Annabelle isn’t happy, and the girls aren’t particularly welcoming either. Head Girl Kelly (Gemma Arterton) introduces her to the other girls, amongst which we find Jodie Whittaker, Tamsin Egerton, Juno Temple and singer Paloma Faith. We learn that the girls aren’t so much out of control, as rather in control … of the whole school, and the teachers (includes Russell Brand, Lena Headey, Fenella Woolgar and Celia Imrie) are aiding and abetting them.
Thing is, the worst school in Britain are in financial difficulties. The Bursar (Toby Jones) is trying to get this fact to the headmistress’s attention, but she’s not listening. This – coupled with the fact that the Minister for Education, Geoffrey Thwaites (Colin Firth), wants to make his mark by reforming the school into something proper – spells trouble for the juvenile delinquents.
What the girls must do, in order to prevent the school closing down and thereby forcing them to go to real, proper schools (oh the horror!!) is to get lots of money very quickly. Seeing as how they’re already producing moonshine on an industrial scale and even run a phone sex line, crime is second nature to them. They decide to steal a portrait of Scarlett Johansson – i.e. Vermeer’s Girl with a Pearl Earring – from the National Gallery.
Shoutouts: Ben Willbond (Horrible Histories) as a traumatised school inspector, Stephen Fry as himself as a game show host, Lucy Punch as posh Verity Thwaites, Anna Chancellor as Miss Bagstock (the teacher from Cheltenham’s), girl group Girls Aloud, and apparently even Nathaniel Parker manages to cameo as the Chairman of the National Gallery, but I don’t even remember seeing him.
It’s a riot of a film to watch. It beggars belief, certainly, because I think it’s fair to say no real life school could ever be quite like St Trinian’s and get away with it, but that’s the beauty of fiction.

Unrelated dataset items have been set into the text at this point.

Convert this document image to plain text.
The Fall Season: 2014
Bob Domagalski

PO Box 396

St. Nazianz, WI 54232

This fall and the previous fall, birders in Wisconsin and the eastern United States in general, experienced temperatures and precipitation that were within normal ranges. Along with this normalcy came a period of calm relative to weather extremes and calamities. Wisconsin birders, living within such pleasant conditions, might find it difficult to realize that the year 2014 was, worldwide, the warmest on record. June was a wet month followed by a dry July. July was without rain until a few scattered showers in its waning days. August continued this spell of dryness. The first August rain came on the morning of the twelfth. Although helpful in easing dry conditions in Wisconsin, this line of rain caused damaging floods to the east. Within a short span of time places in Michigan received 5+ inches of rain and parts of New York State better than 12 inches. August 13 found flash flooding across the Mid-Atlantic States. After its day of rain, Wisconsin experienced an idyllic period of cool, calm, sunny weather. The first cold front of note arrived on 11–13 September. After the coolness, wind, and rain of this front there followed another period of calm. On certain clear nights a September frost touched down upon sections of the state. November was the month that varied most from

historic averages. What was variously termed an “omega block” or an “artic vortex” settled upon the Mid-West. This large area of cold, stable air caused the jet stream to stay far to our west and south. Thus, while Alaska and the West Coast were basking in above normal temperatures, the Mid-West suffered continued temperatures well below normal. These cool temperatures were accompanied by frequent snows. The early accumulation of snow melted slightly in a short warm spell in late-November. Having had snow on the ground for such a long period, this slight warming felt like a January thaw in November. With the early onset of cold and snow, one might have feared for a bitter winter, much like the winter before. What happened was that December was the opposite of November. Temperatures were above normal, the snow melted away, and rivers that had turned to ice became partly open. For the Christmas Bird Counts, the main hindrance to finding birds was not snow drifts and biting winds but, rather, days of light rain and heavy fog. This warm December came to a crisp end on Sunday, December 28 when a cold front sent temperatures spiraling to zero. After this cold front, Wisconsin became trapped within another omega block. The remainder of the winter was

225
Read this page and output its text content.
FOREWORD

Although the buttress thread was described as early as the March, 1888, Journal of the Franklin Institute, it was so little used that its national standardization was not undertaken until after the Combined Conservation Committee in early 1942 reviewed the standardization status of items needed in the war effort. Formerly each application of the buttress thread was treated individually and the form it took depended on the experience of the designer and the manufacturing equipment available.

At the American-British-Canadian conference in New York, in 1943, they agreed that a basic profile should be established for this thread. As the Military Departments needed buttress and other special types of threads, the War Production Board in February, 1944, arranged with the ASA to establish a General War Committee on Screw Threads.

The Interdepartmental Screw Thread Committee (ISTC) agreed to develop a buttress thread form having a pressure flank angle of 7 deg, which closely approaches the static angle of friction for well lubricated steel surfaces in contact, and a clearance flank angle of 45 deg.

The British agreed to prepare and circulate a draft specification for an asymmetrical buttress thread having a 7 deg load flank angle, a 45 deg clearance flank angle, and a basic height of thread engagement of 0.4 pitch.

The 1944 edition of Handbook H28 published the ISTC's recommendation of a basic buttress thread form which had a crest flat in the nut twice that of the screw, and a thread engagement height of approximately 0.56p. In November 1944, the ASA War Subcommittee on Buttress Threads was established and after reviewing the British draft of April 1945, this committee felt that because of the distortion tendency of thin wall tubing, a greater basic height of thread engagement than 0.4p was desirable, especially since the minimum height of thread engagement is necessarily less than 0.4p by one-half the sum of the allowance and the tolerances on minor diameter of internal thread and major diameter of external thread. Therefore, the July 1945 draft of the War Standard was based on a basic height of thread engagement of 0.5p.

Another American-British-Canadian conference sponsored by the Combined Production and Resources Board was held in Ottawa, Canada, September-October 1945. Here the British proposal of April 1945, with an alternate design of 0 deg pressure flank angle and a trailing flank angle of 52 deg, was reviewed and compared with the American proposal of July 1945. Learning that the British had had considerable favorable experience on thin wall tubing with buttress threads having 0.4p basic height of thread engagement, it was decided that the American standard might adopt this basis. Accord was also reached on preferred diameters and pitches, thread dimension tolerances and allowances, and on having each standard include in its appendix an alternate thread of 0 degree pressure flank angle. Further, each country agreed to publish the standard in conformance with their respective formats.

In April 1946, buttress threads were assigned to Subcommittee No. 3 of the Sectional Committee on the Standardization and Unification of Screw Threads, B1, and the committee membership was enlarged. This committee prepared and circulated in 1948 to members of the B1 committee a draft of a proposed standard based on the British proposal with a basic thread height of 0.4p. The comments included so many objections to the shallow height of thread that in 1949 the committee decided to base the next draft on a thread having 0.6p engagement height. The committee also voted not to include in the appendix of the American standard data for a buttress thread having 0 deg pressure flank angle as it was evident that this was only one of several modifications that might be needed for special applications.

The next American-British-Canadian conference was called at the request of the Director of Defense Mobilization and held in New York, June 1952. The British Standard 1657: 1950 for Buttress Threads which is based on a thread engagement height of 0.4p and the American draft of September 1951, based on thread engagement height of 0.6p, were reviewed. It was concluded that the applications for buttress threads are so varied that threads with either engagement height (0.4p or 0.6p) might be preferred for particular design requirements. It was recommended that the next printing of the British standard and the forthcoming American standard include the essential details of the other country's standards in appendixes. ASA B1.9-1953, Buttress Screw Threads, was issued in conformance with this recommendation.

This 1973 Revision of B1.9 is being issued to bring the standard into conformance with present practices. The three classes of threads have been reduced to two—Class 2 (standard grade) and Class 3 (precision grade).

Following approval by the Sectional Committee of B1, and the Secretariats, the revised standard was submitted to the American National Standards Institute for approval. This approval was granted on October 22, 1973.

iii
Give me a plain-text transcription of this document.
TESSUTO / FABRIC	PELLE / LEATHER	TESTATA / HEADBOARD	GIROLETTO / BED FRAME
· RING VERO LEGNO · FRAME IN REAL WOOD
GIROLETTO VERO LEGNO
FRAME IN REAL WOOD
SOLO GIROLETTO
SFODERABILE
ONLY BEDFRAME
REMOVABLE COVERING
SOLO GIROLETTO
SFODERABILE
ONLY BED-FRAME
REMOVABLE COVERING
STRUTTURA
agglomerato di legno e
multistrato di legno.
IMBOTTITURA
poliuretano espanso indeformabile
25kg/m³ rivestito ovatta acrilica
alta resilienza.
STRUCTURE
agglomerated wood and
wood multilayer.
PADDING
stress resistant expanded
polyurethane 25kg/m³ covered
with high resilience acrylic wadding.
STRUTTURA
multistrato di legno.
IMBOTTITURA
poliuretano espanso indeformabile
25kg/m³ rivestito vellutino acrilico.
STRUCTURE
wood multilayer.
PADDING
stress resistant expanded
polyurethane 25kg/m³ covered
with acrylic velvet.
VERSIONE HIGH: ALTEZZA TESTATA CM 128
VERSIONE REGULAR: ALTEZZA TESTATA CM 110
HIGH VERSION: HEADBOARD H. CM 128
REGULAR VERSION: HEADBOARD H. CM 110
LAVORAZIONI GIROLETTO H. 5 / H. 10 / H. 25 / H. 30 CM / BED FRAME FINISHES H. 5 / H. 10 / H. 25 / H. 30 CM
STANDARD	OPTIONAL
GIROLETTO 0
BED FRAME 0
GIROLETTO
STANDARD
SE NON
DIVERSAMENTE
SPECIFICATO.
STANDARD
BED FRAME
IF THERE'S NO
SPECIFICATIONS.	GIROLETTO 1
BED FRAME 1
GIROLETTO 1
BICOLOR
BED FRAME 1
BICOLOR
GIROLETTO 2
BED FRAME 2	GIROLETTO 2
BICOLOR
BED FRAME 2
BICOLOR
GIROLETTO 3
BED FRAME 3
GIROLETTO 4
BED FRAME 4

The characters are over the top, the pupils are the stuff of nightmares (kudos to the twins, they were brilliant) and the references to Pride & Prejudice had me giggling. For instance, there’s a scene with Colin Firth in a dripping, white shirt, wearing an expression very similar to that of Mr Darcy walking towards Pemberley.
Thing is, it’s also very funny. Colin Firth is great as a comedy actor, he certainly does deadpan very well, and Rupert Everett in drag also draws a smile. It must have been so much fun to shoot this film!
While I wonder why they had to use a wire from one side of an open space to another (wouldn’t it have been easier to just walk around it using the actual walkway thingies???), and not being found out about cheating in a game show and so on, it doesn’t matter. It’s fun, it’s lighthearted and I, for one, am terribly amused. Not laughing my head off, but laughing out loud here and there, and at least sporting an amused smile for the other part. Well done!
4 out of 5 traumatised school inspectors.